Through the new design, the company said it was making “a conscious effort for innovation and to create something that is both functional and aesthetically pleasing for our adult smokers.”

The pack design is described as the key to the success of West cigarettes, Imperial Tobacco’s biggest international brand in the mainstream segment. West’s new metallic look aims to add “next-generation modernity” to the brand, connecting it with adult smokers who are becoming more and more progressive and selective. West’s repositioned logo and updated typeface are designed to give the brand a contemporary feel, while its dynamic swooshes add to an overall modern, premium look that brings West into the 21st century, the company added.

United States
Altria showing profit with shift towards smokeless
Richmond - Marlboro maker Altria Group Inc. recently released a report stating that cost-cutting and strong sales of smokeless tobacco such as Skoal and Copenhagen led its fourth-quarter profit to climb 7%, even though it sold fewer cigarettes.

Still the Richmond-based owner of Philip Morris USA said it expects 2010 will be challenging as economic pressures, high unemployment and possible state tax hikes could hurt tobacco sales.

The company said it sold 11.4% fewer cigarettes in the fourth quarter than a year earlier.
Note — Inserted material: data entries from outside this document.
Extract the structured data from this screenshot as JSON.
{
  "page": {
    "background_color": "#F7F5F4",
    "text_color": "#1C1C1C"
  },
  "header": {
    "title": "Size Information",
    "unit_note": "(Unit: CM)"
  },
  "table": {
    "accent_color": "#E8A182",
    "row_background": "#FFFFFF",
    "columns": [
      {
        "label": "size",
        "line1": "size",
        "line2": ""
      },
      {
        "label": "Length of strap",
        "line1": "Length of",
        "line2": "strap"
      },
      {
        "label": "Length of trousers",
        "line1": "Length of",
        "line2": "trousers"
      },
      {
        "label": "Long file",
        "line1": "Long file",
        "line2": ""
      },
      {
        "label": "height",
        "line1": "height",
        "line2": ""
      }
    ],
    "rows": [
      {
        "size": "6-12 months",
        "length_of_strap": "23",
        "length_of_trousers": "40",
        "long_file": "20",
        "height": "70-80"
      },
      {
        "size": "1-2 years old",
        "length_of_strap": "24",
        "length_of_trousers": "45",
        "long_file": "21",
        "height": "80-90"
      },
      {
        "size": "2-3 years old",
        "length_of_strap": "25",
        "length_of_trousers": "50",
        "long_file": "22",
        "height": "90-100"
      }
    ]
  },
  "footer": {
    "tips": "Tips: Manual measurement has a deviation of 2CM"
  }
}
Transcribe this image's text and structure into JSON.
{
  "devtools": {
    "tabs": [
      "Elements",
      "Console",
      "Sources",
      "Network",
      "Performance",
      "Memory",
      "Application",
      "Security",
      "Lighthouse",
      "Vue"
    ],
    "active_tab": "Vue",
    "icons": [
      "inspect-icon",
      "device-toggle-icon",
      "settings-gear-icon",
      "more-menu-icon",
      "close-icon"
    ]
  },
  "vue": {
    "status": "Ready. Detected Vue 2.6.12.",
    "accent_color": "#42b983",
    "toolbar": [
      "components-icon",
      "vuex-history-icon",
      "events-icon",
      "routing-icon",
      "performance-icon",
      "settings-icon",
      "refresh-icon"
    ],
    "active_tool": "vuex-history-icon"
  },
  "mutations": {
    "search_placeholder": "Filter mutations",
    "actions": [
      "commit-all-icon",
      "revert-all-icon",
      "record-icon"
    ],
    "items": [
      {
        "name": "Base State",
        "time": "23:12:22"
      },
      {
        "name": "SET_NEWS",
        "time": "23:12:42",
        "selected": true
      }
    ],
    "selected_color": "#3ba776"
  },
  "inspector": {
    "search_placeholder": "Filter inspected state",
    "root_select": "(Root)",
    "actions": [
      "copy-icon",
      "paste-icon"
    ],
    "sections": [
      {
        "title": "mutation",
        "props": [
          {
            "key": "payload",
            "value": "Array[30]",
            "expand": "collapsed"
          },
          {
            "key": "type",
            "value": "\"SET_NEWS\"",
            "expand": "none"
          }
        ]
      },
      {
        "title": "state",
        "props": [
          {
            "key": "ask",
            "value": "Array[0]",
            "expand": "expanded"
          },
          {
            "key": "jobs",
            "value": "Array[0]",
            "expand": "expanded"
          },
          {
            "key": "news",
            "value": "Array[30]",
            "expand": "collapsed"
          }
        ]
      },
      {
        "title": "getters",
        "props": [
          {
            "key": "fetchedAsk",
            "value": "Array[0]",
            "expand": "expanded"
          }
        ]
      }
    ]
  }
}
Altria estimated a total industry decline of about 10%. For the year, Altria’s cigarette volume fell 12.2%, compared with 8% industrywide.

For the quarter, revenue grew 29% to $6.01 bn from $4.65 bn on higher prices related mostly to the 62-cent-per-pack federal tax increase that took effect in April 2009, as well as its acquisition of smokeless tobacco company UST LLC.

Excluding the excise taxes Altria collects, its quarterly revenue increased 7%, to $4.1 bn. Wall Street expected revenue of $4.14 bn. Annual revenue overall grew 21.7% to $23.56 bn, but it increased only 5.4% excluding excise taxes.

Altria’s cigarette sales excluding excise taxes decreased 4.7% to $3.5 bn during the fourth quarter. Including taxes, like the new federal tax, the company’s overall revenue was $5.4 bn. In the fourth quarter, Philip Morris USA reported volume declines among all cigarette brands, including Marlboro, Parliament, Virginia Slims, and Basic. Marlboro, the best-selling brand in the US, lost 0.4 point of market share in the quarter to end up with 41.7% of the US market, according to data from Information Resources Inc.

Like other tobacco companies, Altria is focusing on cigarette alternatives - such as cigars, snuff and chewing tobacco - for future sales growth. Altria sold fewer cigars, but its smokeless tobacco volume grew 3.6% during the quarter. For the year, volumes for its smokeless products declined 2.4% and cigar volumes decreased 3.6 percent. Still, both segments gained market share.

The company said it cut expenses $157 mn during the fourth quarter and $398 mn for the full year and expects additional cost savings of about $462 mn by 2011. It closed its Cabarrus County, North Carolina, cigarette factory in July to bring its manufacturing capacity in line with falling demand.